So I'll get the distances and the forces. And then I'm just going to plot them, and we'll see what they look like. So let's do that. There they are. Now, if you believe Hooke's Law, you could look at this data, and maybe you wouldn't like it. Because Hooke's Law implies that, in fact, these points should lie in a straight line, right? If I just plug in values here, what am I going to get? A straight line, right? I'm just multiplying k times x. But I don't have a straight line, I have a little scatter of points, kind of it looks like a straight line, but it's not. And why do you think that's true? What's going on here? What could cause this line not to be straight? Have any you ever done a physics experiment? And when you did it, did your results actually match the theory that your high school teacher, say, explained to you. No, and why not. Yeah, you have various kinds of experimental or measurement error, right? Because, when you're doing these experiments, at least I'm not perfect, and I suspect at least most of you are not perfect, you get mistakes. A little bit of error creeps in inevitably. And so, when we acquired this data, sure enough there was measurement error. And so the points are scattered around.

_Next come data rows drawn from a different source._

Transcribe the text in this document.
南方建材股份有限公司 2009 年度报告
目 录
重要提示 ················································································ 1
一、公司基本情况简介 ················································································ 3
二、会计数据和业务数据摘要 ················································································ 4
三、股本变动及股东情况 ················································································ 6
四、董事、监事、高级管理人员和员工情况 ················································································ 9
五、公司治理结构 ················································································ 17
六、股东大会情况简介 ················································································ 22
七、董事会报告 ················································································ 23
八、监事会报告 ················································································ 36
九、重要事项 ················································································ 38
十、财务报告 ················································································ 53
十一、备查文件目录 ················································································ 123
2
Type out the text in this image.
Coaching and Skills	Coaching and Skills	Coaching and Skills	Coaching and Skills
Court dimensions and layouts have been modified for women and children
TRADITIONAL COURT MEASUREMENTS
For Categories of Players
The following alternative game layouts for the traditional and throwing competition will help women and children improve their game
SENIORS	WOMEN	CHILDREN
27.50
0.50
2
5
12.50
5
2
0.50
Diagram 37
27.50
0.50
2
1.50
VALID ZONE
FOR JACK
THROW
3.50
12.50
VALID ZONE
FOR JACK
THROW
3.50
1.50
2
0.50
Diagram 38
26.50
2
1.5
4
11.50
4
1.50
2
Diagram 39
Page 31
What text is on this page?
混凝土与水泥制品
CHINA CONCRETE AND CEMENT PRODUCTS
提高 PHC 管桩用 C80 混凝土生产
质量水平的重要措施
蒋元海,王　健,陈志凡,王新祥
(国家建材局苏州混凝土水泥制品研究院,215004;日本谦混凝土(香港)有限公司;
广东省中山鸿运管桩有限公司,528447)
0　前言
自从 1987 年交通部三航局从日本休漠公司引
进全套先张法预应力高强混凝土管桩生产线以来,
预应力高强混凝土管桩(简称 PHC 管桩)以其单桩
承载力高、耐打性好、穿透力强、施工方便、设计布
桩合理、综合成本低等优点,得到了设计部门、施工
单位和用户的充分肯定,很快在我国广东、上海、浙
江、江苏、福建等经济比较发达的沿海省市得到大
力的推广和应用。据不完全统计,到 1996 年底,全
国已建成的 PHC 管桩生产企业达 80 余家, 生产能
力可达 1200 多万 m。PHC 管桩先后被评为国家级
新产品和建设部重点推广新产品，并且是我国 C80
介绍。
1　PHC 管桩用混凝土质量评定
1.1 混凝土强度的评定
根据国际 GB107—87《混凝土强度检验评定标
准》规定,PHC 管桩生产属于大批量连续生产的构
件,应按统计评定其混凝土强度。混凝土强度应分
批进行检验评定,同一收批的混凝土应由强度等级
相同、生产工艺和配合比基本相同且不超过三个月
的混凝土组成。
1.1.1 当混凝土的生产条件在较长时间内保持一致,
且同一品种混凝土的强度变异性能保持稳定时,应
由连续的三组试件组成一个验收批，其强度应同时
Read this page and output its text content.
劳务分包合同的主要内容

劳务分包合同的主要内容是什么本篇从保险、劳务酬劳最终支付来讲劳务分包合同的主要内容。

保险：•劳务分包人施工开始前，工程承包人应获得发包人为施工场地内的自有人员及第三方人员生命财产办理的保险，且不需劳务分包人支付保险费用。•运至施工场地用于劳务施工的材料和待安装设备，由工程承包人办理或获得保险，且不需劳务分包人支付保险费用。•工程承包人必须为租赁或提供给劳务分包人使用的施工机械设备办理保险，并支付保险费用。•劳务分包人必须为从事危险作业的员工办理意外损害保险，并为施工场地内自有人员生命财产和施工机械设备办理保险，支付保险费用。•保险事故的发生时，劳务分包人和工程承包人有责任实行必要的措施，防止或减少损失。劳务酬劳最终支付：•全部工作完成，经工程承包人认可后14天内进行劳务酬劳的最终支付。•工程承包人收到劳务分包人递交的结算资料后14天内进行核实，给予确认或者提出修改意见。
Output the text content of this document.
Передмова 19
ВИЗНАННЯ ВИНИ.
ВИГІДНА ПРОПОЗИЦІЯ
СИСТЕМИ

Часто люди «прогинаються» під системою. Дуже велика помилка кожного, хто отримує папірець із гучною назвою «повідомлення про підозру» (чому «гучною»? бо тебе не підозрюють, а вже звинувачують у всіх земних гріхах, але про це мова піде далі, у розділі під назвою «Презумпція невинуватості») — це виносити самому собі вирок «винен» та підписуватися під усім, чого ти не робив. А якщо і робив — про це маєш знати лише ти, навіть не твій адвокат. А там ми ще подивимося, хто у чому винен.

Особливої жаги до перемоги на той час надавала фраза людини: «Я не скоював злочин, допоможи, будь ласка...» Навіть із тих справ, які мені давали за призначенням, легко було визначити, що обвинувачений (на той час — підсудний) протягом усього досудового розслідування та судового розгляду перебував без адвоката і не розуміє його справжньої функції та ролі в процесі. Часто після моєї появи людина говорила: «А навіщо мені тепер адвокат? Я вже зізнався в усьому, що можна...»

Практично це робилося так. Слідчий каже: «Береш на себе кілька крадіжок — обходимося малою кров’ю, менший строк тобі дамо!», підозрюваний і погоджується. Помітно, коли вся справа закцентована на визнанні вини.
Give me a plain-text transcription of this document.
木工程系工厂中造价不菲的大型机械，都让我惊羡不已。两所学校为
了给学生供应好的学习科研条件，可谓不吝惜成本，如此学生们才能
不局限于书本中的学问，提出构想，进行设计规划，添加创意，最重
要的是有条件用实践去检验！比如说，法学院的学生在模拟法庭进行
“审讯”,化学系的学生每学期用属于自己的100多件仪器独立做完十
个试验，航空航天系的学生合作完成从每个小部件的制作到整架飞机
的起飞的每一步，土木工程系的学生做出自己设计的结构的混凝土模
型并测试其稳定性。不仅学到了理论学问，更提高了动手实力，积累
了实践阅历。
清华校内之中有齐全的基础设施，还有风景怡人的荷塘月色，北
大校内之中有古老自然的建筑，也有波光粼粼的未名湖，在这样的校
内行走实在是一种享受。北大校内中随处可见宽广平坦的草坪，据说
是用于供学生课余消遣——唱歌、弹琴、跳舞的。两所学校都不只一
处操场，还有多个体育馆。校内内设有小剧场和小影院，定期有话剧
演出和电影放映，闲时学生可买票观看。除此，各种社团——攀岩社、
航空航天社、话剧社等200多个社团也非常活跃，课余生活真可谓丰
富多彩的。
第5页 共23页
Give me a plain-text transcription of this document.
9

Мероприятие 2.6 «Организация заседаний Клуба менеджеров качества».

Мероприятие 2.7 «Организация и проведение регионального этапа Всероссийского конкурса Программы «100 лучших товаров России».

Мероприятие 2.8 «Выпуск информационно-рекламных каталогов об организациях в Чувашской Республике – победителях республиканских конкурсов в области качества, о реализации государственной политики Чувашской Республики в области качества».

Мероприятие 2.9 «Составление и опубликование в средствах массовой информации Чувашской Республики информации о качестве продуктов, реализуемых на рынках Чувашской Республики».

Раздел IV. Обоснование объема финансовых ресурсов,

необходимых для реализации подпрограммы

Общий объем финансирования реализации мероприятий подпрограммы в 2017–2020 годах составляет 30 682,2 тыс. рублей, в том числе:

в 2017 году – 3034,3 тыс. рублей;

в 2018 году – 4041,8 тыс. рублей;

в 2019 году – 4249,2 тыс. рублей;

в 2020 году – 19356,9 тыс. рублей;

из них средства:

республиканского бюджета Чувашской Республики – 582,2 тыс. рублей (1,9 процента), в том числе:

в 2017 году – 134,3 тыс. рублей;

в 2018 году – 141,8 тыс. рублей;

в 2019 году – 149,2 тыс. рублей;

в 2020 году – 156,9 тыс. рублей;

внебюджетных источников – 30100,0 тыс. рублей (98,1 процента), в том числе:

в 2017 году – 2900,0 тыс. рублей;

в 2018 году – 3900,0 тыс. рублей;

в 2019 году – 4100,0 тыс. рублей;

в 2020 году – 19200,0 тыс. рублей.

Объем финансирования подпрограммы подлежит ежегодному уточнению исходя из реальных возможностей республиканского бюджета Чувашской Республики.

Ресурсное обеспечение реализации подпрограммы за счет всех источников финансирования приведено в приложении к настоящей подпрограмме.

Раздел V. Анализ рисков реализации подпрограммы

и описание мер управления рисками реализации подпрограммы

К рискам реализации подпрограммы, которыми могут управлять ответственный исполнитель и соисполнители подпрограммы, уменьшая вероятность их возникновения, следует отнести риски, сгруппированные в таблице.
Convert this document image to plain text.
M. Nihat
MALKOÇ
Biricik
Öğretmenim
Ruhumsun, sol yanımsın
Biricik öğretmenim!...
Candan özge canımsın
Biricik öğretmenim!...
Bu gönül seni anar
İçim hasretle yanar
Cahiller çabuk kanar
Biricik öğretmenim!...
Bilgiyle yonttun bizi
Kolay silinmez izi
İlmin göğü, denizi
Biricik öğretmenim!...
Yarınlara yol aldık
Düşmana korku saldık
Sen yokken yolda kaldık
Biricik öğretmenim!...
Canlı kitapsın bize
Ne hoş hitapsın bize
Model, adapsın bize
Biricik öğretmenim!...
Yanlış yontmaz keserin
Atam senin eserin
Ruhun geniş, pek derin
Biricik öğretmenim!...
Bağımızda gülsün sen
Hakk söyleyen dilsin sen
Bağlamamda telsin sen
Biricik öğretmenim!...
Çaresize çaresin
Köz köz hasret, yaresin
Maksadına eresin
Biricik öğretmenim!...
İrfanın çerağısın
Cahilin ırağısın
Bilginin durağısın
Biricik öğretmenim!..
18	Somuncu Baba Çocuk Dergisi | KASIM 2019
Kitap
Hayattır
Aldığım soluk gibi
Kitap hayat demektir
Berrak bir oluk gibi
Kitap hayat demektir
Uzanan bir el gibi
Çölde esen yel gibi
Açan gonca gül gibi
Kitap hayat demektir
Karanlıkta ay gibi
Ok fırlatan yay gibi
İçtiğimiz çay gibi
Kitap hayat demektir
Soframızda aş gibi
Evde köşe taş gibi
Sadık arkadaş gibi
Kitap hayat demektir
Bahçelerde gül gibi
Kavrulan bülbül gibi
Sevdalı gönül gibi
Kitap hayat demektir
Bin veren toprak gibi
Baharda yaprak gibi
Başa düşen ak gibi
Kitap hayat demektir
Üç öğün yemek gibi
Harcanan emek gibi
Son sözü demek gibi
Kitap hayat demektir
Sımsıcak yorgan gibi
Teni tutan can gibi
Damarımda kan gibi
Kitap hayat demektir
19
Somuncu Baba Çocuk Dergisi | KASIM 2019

This is something to be expected. Real data almost never matches the theory precisely. Because there usually is some sort of experimental error that creeps into things. So what should we do about that? Well, what usually people do, when they think about this, is they would look at this data and say, well, let me fit a line to this. Somehow, say, what would be the line that best approximates these points? And then the slope of that line would give me the spring constant.
So that raises the next question, what do I mean by finding a line that best fits these points? How do we, fit, in this case, a line, to the data? First of all, I should ask the question, why did I say let's fit a line? Maybe I should have said, let's fit a parabola, or let's fit a circle? Why should I had said let's fit a line. Yeah?
PROFESSOR: Well, how do I know that the plot is a linear function? Pardon? Well, so, two things. One is, I had a theory. You know, I had up there a model, and my model suggested that I expected it to be linear. And so if I'm testing my model, I should and fit a line, my theory, if you will. But also when I look at it, it looks kind of like a line. So you know, if I looked at it, and it didn't look like a line, I might have said, well, my model must be badly broken. So let's try and see if we can fit it. Whenever we try and fit something, we need some sort of an objective function that captures the goodness of a fit. I'm trying to find, this is an optimization problem of the sort that we've looked at before. I'm trying to find a line that optimizes some objective function. So a very simple objective function here, is called the least squares fit. I want to find the line that minimizes the sum of observation sub i, the i'th data point I have, minus what the line, the model, predicts that point should have been, and then I'll square it. So I want to minimize this value. I want to find the line that gives me the smallest value for this.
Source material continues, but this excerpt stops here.